Salvatore Ferragamo’s new collection made with orange fibre shows how brands are realising they will only make an impact if they pair up with social enterprises with radical business models, says Raffaella Cagliano

Once upon a time, there was philanthropy. It wasn’t only the richest company founders – think Gates or Zuckerberg – that devolved parts of their wealth to the cause, but increasing numbers of companies were spending revenue on social enterprises. Sometimes this was through foundations that worked separately to their business, with the support of an NGO, or through a partnership with a non-profit organisation. Yet philanthropy and charity consume resources, both money and man-hours, and often operate with businesses in the short-term. These kinds of arrangements are not sustainable solutions to dealing with the big societal challenges that we face.

So where does the solution lie? Certainly not in the business-oriented investments of large companies that are trying to seem more sustainable. As is the case for traditional innovation, sustainability-oriented or social innovation is more difficult for these incumbent companies, which are often locked into investments, systems, markets and cultures that were built around capitalist, resource-consuming business models.

However, at the other end of the market, new social ventures built around radical, new, sustainable business models, are emerging. Compared to traditional ventures, which relied heavily on the support of grants or funding/donations, these new enterprises are trying to merge the economic and social value of business practices. Their aim is to make social value economically sustainable.

Yet these new social ventures, as with many small companies, are often limited by a lack of resources and find it difficult to scale up their businesses. This often limits their potentially important contribution to the overall large-scale challenges of sustainable development. Thus the paradox of truly sustainable business models: those that have the resources don’t have enough motivation, creativity or freedom to radically redesign their business models to make them sustainable, while those that are ready to do this don’t have the resources to scale-up.

Co-founders of Orange Fiber, Adriana Santanocito and Enrica Arena (Credit: Orange Fiber)


It is no surprise, then, that we are seeing a growing trend of large companies partnering with social ventures to increase the impact of their CSR.

The EurOMA Sustainable Operations and Supply Chain Forum, held at the School of Management of Politecnico di Milano in February, examined some of these key issues. Representatives from Orange Fiber, a start-up founded in Sicily that creates a sustainable textile from citrus juice by-products, were present. The company is truly sustainable; its business model is based on the reuse of waste that would otherwise pollute the environment, transport costs are reduced by the close proximity of its production plants, and the product is an eco-compatible, fully disposable fabric that could replace the petrol-based alternatives currently used in the industry.

The success of this venture may not have been possible without the investment of some well-known Italian luxury brands, including Salvatore Ferragamo, which has launched an Orange Fiber collection. Without the partnership of these organisations it would not have enough resources to move from the prototype to an industrialised process. Current materials, which are harmful to the environment, would have had no competition.
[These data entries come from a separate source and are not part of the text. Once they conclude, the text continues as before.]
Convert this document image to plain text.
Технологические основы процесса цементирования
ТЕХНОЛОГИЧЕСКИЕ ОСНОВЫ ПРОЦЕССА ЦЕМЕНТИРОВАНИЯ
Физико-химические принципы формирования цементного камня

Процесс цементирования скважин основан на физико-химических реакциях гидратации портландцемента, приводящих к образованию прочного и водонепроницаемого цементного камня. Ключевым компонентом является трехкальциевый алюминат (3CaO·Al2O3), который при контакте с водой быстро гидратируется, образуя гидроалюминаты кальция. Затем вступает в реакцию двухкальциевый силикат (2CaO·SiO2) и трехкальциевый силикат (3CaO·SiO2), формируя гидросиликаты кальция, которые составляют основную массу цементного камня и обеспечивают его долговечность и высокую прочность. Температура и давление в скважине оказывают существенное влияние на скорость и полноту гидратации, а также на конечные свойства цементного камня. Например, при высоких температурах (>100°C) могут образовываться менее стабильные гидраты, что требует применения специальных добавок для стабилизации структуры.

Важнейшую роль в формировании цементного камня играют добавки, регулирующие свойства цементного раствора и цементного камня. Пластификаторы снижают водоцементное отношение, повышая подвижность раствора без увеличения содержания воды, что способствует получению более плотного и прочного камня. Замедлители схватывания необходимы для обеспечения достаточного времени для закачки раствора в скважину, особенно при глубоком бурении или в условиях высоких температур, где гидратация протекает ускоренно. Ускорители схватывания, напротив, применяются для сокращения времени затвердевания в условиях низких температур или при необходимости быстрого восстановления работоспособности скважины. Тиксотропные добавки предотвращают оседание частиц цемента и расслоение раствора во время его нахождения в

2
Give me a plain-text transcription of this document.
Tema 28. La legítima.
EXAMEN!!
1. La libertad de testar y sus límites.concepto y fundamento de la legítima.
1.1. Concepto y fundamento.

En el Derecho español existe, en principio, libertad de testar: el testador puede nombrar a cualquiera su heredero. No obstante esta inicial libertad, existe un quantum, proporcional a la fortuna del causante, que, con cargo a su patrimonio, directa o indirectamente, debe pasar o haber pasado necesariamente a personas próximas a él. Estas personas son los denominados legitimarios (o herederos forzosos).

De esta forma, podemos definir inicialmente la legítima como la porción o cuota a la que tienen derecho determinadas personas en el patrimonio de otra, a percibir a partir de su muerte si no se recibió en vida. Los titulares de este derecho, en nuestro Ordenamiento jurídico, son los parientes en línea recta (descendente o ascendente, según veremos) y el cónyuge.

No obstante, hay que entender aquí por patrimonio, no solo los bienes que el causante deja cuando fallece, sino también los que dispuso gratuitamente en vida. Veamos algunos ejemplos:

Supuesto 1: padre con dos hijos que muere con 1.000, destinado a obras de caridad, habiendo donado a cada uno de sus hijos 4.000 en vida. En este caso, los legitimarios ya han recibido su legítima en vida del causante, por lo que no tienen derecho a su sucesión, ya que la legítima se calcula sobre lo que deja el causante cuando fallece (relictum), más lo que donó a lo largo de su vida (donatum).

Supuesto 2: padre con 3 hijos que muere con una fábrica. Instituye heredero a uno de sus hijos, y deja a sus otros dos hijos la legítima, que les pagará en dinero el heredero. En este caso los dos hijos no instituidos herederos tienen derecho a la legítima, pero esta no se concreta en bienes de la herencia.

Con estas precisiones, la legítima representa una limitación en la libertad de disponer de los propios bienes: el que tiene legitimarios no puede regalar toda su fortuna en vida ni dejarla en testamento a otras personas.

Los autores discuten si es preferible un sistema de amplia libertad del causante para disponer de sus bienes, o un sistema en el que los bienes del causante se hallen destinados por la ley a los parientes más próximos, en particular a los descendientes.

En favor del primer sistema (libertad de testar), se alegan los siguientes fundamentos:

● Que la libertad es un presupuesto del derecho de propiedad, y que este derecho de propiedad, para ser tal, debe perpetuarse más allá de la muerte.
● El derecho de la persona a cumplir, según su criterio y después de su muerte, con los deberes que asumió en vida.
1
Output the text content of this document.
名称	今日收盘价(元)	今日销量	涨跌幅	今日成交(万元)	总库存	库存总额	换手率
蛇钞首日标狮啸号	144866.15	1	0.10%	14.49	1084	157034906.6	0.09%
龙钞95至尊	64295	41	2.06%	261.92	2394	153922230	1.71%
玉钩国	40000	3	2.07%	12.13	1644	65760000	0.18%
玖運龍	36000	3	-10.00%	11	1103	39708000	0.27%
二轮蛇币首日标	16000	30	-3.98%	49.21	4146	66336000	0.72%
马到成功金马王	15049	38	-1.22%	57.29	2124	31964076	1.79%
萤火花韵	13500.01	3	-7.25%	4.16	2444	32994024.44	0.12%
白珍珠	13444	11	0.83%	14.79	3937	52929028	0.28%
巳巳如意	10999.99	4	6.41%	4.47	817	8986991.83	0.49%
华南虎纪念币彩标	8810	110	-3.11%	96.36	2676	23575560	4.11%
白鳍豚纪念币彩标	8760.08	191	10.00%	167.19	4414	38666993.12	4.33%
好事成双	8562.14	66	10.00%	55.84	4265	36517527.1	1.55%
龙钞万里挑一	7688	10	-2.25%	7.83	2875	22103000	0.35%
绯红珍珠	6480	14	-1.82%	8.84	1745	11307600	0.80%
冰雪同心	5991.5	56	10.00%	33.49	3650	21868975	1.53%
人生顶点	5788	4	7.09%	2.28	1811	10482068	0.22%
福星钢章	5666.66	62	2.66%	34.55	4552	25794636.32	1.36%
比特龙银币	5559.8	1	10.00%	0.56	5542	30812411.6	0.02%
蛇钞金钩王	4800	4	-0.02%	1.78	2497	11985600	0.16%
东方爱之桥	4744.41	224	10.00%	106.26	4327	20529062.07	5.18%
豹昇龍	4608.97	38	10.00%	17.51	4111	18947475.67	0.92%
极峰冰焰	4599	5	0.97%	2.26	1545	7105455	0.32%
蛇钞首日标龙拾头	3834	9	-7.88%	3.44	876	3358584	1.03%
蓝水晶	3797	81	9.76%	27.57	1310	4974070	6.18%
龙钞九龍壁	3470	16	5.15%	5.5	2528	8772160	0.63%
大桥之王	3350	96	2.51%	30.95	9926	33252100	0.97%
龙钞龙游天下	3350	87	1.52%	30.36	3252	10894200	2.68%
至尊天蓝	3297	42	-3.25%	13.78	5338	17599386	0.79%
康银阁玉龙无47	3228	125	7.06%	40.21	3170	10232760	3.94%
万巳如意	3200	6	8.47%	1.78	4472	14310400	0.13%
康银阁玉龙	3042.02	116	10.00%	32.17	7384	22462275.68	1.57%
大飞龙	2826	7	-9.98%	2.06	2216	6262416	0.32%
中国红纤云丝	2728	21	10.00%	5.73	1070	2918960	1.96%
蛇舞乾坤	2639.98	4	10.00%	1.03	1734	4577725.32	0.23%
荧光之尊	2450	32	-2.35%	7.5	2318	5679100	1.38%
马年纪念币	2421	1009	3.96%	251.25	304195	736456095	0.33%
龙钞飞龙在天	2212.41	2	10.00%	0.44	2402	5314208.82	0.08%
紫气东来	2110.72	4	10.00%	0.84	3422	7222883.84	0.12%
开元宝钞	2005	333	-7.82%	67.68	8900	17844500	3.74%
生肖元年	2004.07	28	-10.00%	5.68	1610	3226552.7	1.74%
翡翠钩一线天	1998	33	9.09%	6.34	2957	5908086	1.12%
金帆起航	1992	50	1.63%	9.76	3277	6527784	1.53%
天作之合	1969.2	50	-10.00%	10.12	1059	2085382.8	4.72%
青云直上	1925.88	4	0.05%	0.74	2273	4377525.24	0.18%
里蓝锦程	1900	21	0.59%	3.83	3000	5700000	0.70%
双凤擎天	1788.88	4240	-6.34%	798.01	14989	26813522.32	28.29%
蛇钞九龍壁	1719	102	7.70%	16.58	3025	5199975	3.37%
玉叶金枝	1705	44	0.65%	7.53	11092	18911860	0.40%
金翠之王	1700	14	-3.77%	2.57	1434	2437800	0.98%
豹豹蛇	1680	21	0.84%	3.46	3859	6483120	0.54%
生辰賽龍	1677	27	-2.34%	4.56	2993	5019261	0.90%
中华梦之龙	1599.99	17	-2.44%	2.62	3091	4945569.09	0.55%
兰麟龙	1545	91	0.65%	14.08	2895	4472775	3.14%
On the other hand, these big brands would not have the freedom, creativity and competency to develop such innovative new technology. The partnership serves the dual purpose of scaling up a very promising sustainable innovation and, at the same time, developing a sustainable product line for established and more conservative fashion brands.

Credit: Orange Fiber


Another example of a sustainable business partnering with bigger organisations is QUID. QUID is an ethical-fashion start-up that promotes the employment of disadvantaged women. Additionally, its products are made with surplus and scrapped fabrics from bigger fashion partners, among them the best “Made in Italy” brands. QUID collections are limited-edition, with innovative designers creatively adapting each product to suit the current supply of raw materials.

Besides having its own retail channels, QUID is also partnering with some well-known fashion and apparel brands, such as Calzedonia, Tezenis, Intimissimi, DeN and others to support its sustainability strategy. These companies supply scraps from their production processes to QUID, which in turn produces a sustainable product line for them. This is, once more, a partnership that allows QUID to grow and self-sustain economically while increasing the sustainability and brand reputation of its larger partners.

These companies operate within the same industry, but the scope of these arrangements is visible in industries from food to furniture. These partnerships are creating a new dawn of ethical collaboration, one that is likely to grow and develop as these business relationships become more common. The basic concept of these enterprises is summarised by Muhammad Yunus, an acclaimed social entrepreneur: “A charity dollar has one life; a social business dollar has endless lives.”

Raffaella Cagliano is a professor of people management and organisation and deputy director of faculty management at Politecnico di Milano School of Management. @MIP_PoliMi.